Data shows the country pumped out an average of 824,000 barrels daily in that month, a 9% increase compared to October and nearly double the 434,000 barrels per day in November 2021, according to OPEC data.
Lipow said the increase is most likely headed to China, if the numbers are accurate.
These events do not bode well for the Biden administration in the US, which has said few words on Venezuela.
“We also have to look at Venezuela and whether the Biden administration will do anything to stop them from cheating on sanctions,” Flynn said.
In recent weeks, Ecuador experienced a major disruption when its state-owned SOTE oil pipeline stopped pumping due to erosion from weather conditions in the country’s Amazon region. Operations in oil fields are expected to resume shortly.
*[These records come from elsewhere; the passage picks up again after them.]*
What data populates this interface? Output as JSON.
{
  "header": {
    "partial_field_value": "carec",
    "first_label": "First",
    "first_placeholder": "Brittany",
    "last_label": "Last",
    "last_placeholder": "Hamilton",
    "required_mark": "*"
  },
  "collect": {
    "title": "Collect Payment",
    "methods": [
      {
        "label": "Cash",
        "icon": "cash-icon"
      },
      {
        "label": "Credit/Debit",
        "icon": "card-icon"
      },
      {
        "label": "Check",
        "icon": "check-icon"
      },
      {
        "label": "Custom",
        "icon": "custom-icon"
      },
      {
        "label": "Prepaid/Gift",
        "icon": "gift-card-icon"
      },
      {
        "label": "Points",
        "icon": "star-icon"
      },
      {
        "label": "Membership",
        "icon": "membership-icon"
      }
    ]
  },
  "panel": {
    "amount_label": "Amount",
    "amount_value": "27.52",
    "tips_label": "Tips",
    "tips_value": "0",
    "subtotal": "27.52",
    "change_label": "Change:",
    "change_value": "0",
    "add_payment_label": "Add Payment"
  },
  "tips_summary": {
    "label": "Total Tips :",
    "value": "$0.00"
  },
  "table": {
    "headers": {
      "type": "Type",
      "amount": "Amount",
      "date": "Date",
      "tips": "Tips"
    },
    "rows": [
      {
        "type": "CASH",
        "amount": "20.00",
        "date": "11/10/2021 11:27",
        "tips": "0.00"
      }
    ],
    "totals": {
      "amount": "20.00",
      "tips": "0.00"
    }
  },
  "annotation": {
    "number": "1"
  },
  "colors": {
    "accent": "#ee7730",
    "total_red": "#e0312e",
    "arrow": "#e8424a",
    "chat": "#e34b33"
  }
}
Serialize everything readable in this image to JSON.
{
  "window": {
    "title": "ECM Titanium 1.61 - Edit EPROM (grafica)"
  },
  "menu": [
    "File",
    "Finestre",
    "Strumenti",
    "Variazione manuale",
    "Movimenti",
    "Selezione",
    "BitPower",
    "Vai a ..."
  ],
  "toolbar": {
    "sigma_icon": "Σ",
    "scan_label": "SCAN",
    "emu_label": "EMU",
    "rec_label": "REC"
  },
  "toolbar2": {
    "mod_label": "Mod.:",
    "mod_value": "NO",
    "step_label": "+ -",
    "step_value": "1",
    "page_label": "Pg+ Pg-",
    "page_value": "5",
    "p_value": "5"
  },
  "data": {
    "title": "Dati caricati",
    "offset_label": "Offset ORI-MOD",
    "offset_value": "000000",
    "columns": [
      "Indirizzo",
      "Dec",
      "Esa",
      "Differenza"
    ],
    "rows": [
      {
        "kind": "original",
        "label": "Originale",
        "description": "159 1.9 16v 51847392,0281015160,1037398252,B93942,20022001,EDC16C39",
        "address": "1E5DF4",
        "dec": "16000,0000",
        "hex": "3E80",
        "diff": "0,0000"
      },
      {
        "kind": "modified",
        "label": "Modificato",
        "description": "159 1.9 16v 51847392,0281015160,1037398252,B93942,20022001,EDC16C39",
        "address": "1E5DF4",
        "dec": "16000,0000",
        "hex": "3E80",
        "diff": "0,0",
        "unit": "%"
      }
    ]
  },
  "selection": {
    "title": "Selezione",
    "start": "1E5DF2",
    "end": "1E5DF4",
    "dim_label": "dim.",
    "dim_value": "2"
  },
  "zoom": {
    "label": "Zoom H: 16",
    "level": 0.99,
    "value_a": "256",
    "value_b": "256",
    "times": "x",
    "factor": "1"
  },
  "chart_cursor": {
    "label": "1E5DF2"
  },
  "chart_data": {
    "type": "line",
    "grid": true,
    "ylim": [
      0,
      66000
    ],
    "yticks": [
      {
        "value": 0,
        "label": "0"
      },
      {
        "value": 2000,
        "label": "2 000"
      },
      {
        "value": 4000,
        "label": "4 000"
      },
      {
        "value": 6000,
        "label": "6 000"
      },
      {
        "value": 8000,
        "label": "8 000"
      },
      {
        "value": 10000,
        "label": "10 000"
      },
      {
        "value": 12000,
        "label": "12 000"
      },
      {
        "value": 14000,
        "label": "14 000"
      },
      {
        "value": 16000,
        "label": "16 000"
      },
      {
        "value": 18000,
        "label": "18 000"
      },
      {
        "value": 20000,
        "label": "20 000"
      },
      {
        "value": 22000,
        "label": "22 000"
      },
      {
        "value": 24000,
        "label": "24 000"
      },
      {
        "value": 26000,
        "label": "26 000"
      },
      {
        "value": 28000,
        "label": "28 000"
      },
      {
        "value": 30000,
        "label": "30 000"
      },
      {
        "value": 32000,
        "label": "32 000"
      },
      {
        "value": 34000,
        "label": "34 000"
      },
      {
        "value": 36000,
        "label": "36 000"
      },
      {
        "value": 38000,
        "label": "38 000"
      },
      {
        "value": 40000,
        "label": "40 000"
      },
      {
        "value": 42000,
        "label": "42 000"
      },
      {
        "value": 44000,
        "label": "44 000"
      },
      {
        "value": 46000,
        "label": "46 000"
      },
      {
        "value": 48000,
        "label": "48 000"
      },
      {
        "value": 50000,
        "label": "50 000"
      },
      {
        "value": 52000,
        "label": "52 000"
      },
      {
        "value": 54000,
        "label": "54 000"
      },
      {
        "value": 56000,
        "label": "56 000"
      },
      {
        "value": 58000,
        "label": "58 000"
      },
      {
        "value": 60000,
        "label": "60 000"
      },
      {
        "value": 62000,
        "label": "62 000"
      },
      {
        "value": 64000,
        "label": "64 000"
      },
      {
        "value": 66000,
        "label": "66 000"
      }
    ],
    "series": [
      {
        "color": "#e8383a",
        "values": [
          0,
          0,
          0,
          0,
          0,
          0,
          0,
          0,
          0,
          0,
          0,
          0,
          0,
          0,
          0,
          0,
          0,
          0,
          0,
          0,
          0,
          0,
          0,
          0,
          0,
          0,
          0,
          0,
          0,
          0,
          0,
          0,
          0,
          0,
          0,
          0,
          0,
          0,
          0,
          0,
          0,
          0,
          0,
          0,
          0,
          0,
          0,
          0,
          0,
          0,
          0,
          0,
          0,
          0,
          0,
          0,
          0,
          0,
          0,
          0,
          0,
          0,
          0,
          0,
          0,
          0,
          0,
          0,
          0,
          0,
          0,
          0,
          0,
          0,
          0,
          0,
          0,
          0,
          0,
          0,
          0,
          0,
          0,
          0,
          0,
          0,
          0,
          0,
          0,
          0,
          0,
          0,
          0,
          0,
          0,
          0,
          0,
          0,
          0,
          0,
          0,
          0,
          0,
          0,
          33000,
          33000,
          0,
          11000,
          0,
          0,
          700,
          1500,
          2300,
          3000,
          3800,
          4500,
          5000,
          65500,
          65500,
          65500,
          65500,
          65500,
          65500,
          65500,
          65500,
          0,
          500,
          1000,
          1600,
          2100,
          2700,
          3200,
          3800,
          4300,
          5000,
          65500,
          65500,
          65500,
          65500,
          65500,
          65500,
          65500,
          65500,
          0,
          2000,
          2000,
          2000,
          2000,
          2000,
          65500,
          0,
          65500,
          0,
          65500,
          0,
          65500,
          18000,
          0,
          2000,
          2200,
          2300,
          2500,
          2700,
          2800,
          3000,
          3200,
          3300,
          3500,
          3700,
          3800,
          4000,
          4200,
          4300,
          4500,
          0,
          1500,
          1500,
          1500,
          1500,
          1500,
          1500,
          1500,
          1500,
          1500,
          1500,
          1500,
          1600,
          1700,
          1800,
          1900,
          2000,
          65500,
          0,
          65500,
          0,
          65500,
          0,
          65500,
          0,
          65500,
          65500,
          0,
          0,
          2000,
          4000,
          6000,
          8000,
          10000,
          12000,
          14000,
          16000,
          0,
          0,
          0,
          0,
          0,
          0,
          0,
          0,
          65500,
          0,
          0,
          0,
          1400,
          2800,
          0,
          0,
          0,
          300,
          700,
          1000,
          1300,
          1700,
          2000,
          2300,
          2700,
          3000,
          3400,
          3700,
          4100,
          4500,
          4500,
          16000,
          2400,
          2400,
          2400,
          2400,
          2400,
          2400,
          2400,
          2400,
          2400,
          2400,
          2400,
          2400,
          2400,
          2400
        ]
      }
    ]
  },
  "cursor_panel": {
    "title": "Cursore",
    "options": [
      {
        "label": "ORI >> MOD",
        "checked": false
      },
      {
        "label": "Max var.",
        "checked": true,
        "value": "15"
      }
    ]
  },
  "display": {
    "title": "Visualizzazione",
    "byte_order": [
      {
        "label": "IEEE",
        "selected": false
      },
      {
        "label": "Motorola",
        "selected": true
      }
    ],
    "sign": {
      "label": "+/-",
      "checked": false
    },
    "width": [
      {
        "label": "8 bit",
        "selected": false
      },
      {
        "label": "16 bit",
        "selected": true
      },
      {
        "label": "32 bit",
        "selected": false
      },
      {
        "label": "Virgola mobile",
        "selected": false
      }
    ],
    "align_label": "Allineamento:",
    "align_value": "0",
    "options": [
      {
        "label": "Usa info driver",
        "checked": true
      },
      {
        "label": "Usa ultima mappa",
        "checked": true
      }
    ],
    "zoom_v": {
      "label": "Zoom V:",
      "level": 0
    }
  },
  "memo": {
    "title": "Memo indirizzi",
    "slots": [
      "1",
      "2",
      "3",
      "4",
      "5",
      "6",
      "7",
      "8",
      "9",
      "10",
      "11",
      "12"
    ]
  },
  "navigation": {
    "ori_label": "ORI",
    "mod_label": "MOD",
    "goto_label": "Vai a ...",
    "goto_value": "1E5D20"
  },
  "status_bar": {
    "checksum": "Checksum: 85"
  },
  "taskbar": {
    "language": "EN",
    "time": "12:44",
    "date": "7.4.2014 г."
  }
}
Reportedly, the country’s output plummeted to 90,358 barrels on 29 December, down from 485,000 barrels per day before the crisis began forcing the government to declare force majeure. Erosion, the county’s oil minister said, is naturally occurring along the Coca River, located in the eastern part of Ecuador.
Insiders question OPEC+ members’ ability to actually produce 400,000 additional barrels a day, given infrastructure issues and disruptors around the world.
Oil rich nation Libya’s oil production was slashed to 200,000 barrels a day after pipelines along the nation’s largest fields were damaged by militias in December. Normally, the field produces 350,000 barrels daily.
“This becomes a bigger issue because OPEC is predicting the deficit in the next two quarters and this should be very supportive for prices especially if they can’t get this back online soon,” Flynn explained.
In Nigeria, the oil production infrastructure is outdated and often offline for repairs.